第14号 MBAに学ぶ(前編)
INSEAD(いんしあっど)
1991年の夏から92年の年末までの1年半、フランスで暮らした。
パリ郊外、南へ約60kmのFontainebleau(フォンテーヌブロー)という小さな町にあるMBAスクールに留学したためだ。
フォンテーヌブローは、広大な国有林「フォンテーヌブローの森」(250km2!)に囲まれた自然豊かな町だが、なんと言っても有名なのは世界遺産「フォンテーヌブロー城」だ。もともと狩猟場だったフォンテーヌブローに16世紀、宮殿が建てられ、以降フランス歴代の国王たちが増改築を続けた。
最後の主がナポレオンであったことから、町には今も彼の象徴Egle(イーグル、鷲)にあふれている。お金持ちの別荘地であると共に、フランス全土でも五指に入る観光地でもある。
その北西の外れに、INSEADはある。
1年制のMBAコースはその授業やテストの過密ぶりにおいて列ぶものはなく、卒業条件としての第三外国語はアジア系学生を苦しめる。
しかしながら、国際人材の輩出というそのビジョンは出色であり、90ヶ国から学生を集め、仲間とし、また世界中にばらまき、グローバルネットワークを創り上げている。
INSEADという場で、そしてフォンテーヌブローを中心とした生活(と旅行)で、私が学んだもの、得たものは非常に大きい。
おそらく、その後20年間をその思い出で満たせる程の重みを持ったものであった。
その中でもほんの幾つかを、紹介しよう。前編では、INSEADとそこでの友人から学んだこと、後編では延べ8ヶ国に及んだ欧州旅行の数々から学んだことを書いてみよう。
MBAコースって・・・
MBAの講義の内容自体で目新しいものは殆ど無かった。
そりゃそうだ。私は既に経営コンサルタントとして4年を過ごしていた。お客様にMBAが一杯居るのに、その内容を知らないなんてあり得ない。自学自習、同僚との勉強会等々で経営学の基本的な内容はだいたい身につけていた。アカウンティング、マーケティング、組織論、企業戦略論等々。
ただ、INSEADならではの内容が随所に見られて非常に為になった。
例えば会計1つとっても大陸の会計基準をベースに、アメリカがどう違うか(実は株主向けは結構いい加減)とか、イギリスがどうヘンかとか、更に日本はもっと不思議、とかを教えてくれる。

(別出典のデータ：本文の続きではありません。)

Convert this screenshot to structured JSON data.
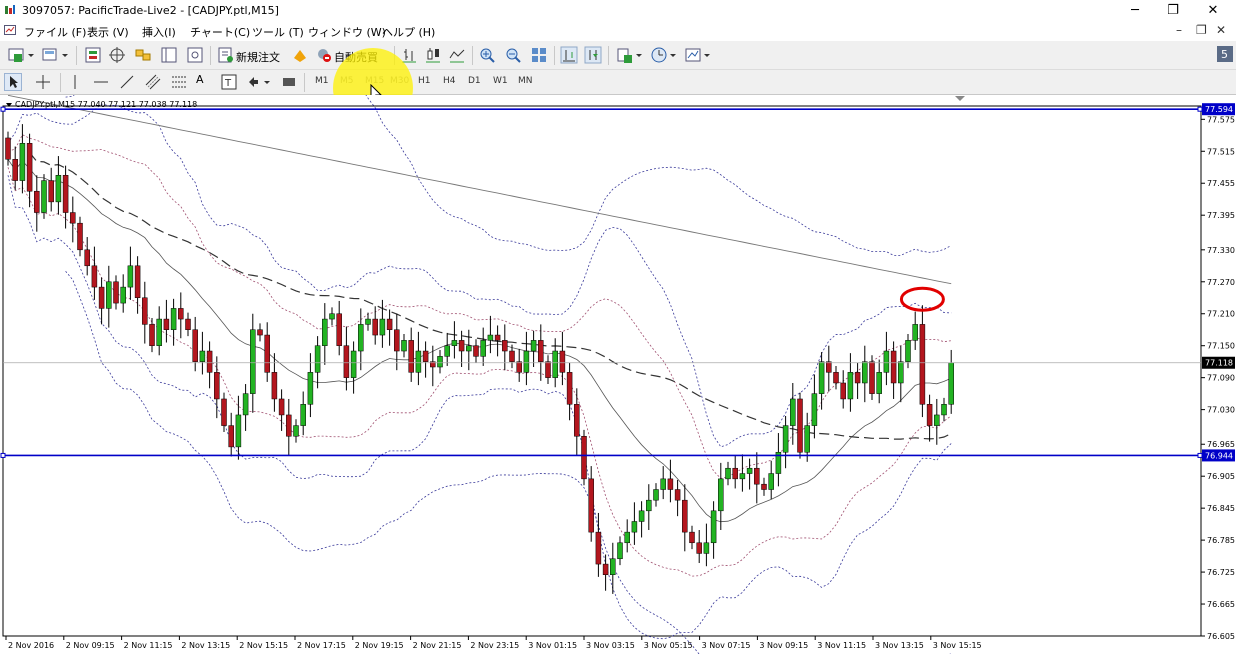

また、ヨーロッパの企業は日本と同じく歴史があり、労組が強く、組織が硬直していたりする。それをどう変革していくのか、使われる様々なケースはかなり役立つモノだった。
それでも、知識面だけで言えばMBAコースに2年1000万円以上をかけて行く価値は、おそらく、ない。
知識だけなら今の時代、本やネットを読めば済む。
もちろん「激務ご苦労様。2年間休養と英語研修に行ってらっしゃい」という(今時少ないが)大企業派遣であれば、何であろうと文句はない。
一体、MBAの価値とは何だろうか。
今振り返ってみれば私にとってそれは、人生の幅の拡大だった。